Pada saat saya kuliah di Bandung dan nge-kos di kawasan Sekeloa awal dekade 1990-an, saya membeli mesin tik merek Brother di Jalan Banceuy. Saya butuh mesin tik untuk bikin tugas dan laporan kuliah. Zaman itu, komputer masih barang mahal. Jadi, masih banyak yang ketik-mengetik secara manual.
Apa daya, belum ada setahun, mesin tik itu raib digondol maling. Saya pun terpaksa minjam sana-sini kalau mau membuat laporan.
Suatu kali, seorang kawan yang pindahan tempat kos menitipkan mesin tiknya. Saya lupa mereknya, tapi yang jelas lebih jelek dibandingkan saya punya. Mesin tik kawan ini hurufnya kecil-kecil dan tutsnya keras. Tapi saya sangat bersyukur karena tak perlu repot minjam ke sana-sini. Apalagi, sekian lama, si kawan yang menitipkan tak pernah menanyakan keberadaan mesin tiknya. Saya pun tak berusaha untuk mengingatkan.
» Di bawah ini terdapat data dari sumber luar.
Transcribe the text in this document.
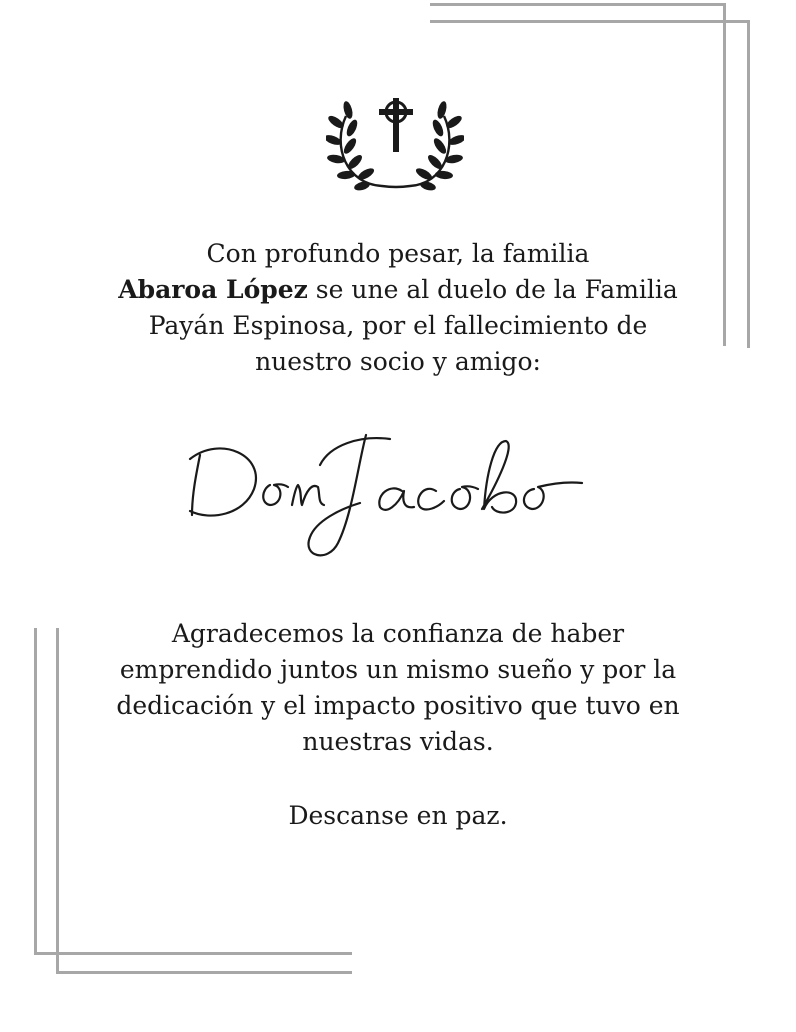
Con profundo pesar, la familia
Abaroa López se une al duelo de la Familia
Payán Espinosa, por el fallecimiento de
nuestro socio y amigo:
Agradecemos la confianza de haber
emprendido juntos un mismo sueño y por la
dedicación y el impacto positivo que tuvo en
nuestras vidas.
Descanse en paz.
Ternyata, masa-masa menggunakan mesin tik titipan ini merupakan periode paling produktif saya menulis. Bukan cuma membuat laporan kuliah dan tugas-tugas, dengan mesin tik ini saya menghasilkan sejumlah artikel dan resensi buku yang dimuat di surat kabar. Berkat mesin tik ini, saya mendapatkan honorarium yang lumayan untuk menambah uang saku.
Menjelang lulus kuliah, saya mendapat kucuran dana sehingga bisa membeli satu set komputer lengkap dengan printer. Namun, alih-alih lebih produktif, nyaris tidak ada tulisan yang saya hasilkan dengan komputer ini—kecuali skripsi yang dibuat dengan terpaksa. Komputer ini justru lebih banyak digunakan untuk memainkan game Championship Manager 2 yang sedang populer-populernya pada paruh kedua dekade 1990-an itu.
Begitu pun saat ini, saya termasuk getol menjajal berbagai aplikasi yang digadang-gadang dapat meningkatkan produktivitas, antara lain aplikasi office suite, kalender, note taking, atau to-do-list. Ada macam-macam keunggulan yang ditawarkan, mulai dari berbasis cloud sehingga bisa diakses dari berbagai platform atau beberapa device sekaligus, hingga otomatisasi proses yang sangat memudahkan, dan tampilan yang intuitif.
Saya paling suka membuat checklist dan reminder. Namun, yang biasanya terjadi kemudian, checklist itu dilupakan dan tak dilihat-lihat lagi. Sementara itu, reminder yang berbunyi biasanya langsung di-snooze atau malah dimatikan tanpa menyelesaikan tugas yang di-remind.
Padahal, setiap kali ganti gadget, salah satu alasannya yaitu agar dapat menjalankan aplikasi tertentu untuk meningkatkan produktivitas. Biasanya, dalam hati berjanji-janji, kalau nanti sudah ganti gadget akan lebih rajin dan produktif dengan bantuan aplikasi. Nyatanya, setelah gadget baru dalam genggaman dan aplikasi dimaksud sudah bisa diinstall, tetap saja tak lebih dari sekadar coba-coba dan hot-hot-chicken-shit (baca: hangat-hangat-tahi-ayam). Habis itu, ya lupa lagi janji-janji tadi.